Psalm 46:10 – “Be still and know that I am God.”
Cup of my favourite joe in my favourite mug… check. iPad streaming the latest worship song… check. My too-dusty Bible open on the decently cleared off kitchen counter… check. The kids are in bed… check… well, I’d better not check as they might not stay down, but at least it’s quiet for now. Alright. This should be a perfect place to meet God… but where is He?
All too often I find myself striving to create the perfect scenario to meet with God. From striving to cram in a radio sermon on the way home from work to chiming off “Christian-ese” greetings to every other exhausted yet smiling person I meet on Sunday morning, I find myself striving to be a lot. Be the Christian before Christ I ought to be. Be the husband I wish I could be. Be the father I should be. Be the participant in the community that I need to be. Be the employee that everyone wants me to be. I think though, that in being these things, or at least trying to be, I miss the mark entirely.
Not that these are not all valid or worthwhile endeavours in and of their own rights. They are. God wants us to be balanced and he wants us to be good stewards of the time, talents, and resources He chooses to bless us with, but sometimes in all of our striving, our struggling, our be-ing, we miss out on the simple truth of Psalm 46:10, the call to be still, and know that He is God.
Stillness isn’t the norm in my life. From the moment I hear my backyard chickens waking in the morning to the last futile attempts to hold my weary eyelids open for one more task each night, life as a Christian husband, father of four (see one of them above), son, son-in-law, friend, church leader and teacher is go, Go, GO! Even when I try to create the perfect “still” moment, the phone rings, the dog barks, or the to-do list for the day creeps into my head and all of my attempts to meet God are lost. But maybe that’s the point. These attempts, while well-intentioned, are mine. All mine. Not His. As the lowercase “master” of my own universe, sometimes I try to take command and take charge of the One thing I can never be. God.

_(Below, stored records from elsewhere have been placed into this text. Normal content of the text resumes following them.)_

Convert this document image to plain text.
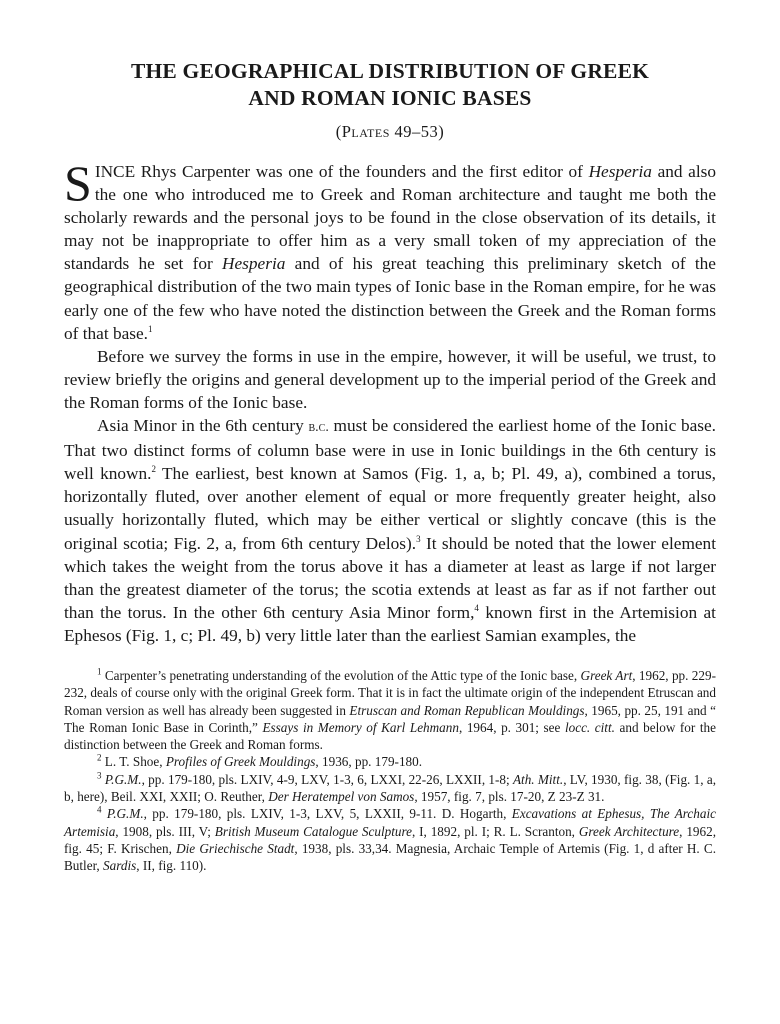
THE GEOGRAPHICAL DISTRIBUTION OF GREEK
AND ROMAN IONIC BASES
(Plates 49–53)

SINCE Rhys Carpenter was one of the founders and the first editor of Hesperia and also the one who introduced me to Greek and Roman architecture and taught me both the scholarly rewards and the personal joys to be found in the close observation of its details, it may not be inappropriate to offer him as a very small token of my appreciation of the standards he set for Hesperia and of his great teaching this preliminary sketch of the geographical distribution of the two main types of Ionic base in the Roman empire, for he was early one of the few who have noted the distinction between the Greek and the Roman forms of that base.$^1$

Before we survey the forms in use in the empire, however, it will be useful, we trust, to review briefly the origins and general development up to the imperial period of the Greek and the Roman forms of the Ionic base.

Asia Minor in the 6th century b.c. must be considered the earliest home of the Ionic base. That two distinct forms of column base were in use in Ionic buildings in the 6th century is well known.$^2$ The earliest, best known at Samos (Fig. 1, a, b; Pl. 49, a), combined a torus, horizontally fluted, over another element of equal or more frequently greater height, also usually horizontally fluted, which may be either vertical or slightly concave (this is the original scotia; Fig. 2, a, from 6th century Delos).$^3$ It should be noted that the lower element which takes the weight from the torus above it has a diameter at least as large if not larger than the greatest diameter of the torus; the scotia extends at least as far as if not farther out than the torus. In the other 6th century Asia Minor form,$^4$ known first in the Artemision at Ephesos (Fig. 1, c; Pl. 49, b) very little later than the earliest Samian examples, the

$^1$ Carpenter’s penetrating understanding of the evolution of the Attic type of the Ionic base, Greek Art, 1962, pp. 229-232, deals of course only with the original Greek form. That it is in fact the ultimate origin of the independent Etruscan and Roman version as well has already been suggested in Etruscan and Roman Republican Mouldings, 1965, pp. 25, 191 and “ The Roman Ionic Base in Corinth,” Essays in Memory of Karl Lehmann, 1964, p. 301; see locc. citt. and below for the distinction between the Greek and Roman forms.

$^2$ L. T. Shoe, Profiles of Greek Mouldings, 1936, pp. 179-180.

$^3$ P.G.M., pp. 179-180, pls. LXIV, 4-9, LXV, 1-3, 6, LXXI, 22-26, LXXII, 1-8; Ath. Mitt., LV, 1930, fig. 38, (Fig. 1, a, b, here), Beil. XXI, XXII; O. Reuther, Der Heratempel von Samos, 1957, fig. 7, pls. 17-20, Z 23-Z 31.

$^4$ P.G.M., pp. 179-180, pls. LXIV, 1-3, LXV, 5, LXXII, 9-11. D. Hogarth, Excavations at Ephesus, The Archaic Artemisia, 1908, pls. III, V; British Museum Catalogue Sculpture, I, 1892, pl. I; R. L. Scranton, Greek Architecture, 1962, fig. 45; F. Krischen, Die Griechische Stadt, 1938, pls. 33,34. Magnesia, Archaic Temple of Artemis (Fig. 1, d after H. C. Butler, Sardis, II, fig. 110).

Think about it. Being still is scary. It is quiet. Sometimes too quiet. I hear my thoughts. I might actually even hear His. Yikes. Is that what I really want?!? While I have been nudged to write this for the past few months, it took until today to take the time to put pixel to paper. Not because I didn’t want to, but because I was trying to contrive the perfect opportunity to do so amid the daily storms of everyday life. Brake jobs, board meetings and bad days always seemed to get in the way.
The final clincher for picking up the keyboard came yesterday as I sat under a gazebo in a campground in an unexpected torrential thunderstorm trying to get free wi-fi. Not the brightest idea, but one none the less. You see, I had the storm raging all around me, but I finally realized that it is in this storm that God provided the shelter I needed most. I could not have arranged a better time or place than this. Never. I could have fretted. I could have made a run for it. I could have… but I didn’t. I was still. I stopped planning, scheming, dreaming and instead focused on be-ing. Being still. Motionless. Trapped. Unable to do anything except enjoy the power and the beauty of the moment and enjoy the respite and reprieve God gave so unexpectedly. So undeservedly. I was still, and in that moment, I knew that He was God. And in knowing, I saw his protection, provision and promise ring true once again. As always.
As I was pounced on this morning by my loving two year old son once again and jolted from my slumber, I realized that this new sense of be-ing, of stillness, had to be a choice. A daily one. An hourly one. Even a moment by moment one. Like breathing. Take marriage, for example. True relationship doesn’t happen by forcing it. By contriving the situation so it all works out. I mean, God can use my failed attempts to work into His permissive will, but I know for me to meet a wife like mine, it was a lot more Him than me. God’s perfect will occurs as I let go, and let God. True connection in any relationship happens as we “be still” together. From hand slipping into hand on a quiet, enjoyable walk together, the unexpected hug after reading a child a bed time story “one more time,” or the smile on a friend’s face after they have been truly heard instead of being told a hundred different times that it’s all going to be okay, these moments, when we are still, are often the most memorable and the most satisfying. Yet sadly, they are often the most rare.
Today as you face the storms in your life, as chaos rages and you wish the swells of fear and doubt would subside, remember as you start and end each day, and often as you battle through it, to take a moment, even just one, and be still. For it is in the stillness that you hear what you truly need, the reminder that He is God and that there is nothing that He can’t do. Yes, even that one thing you so desperately cling to as yours to do something about. Be still and truly know that He is God.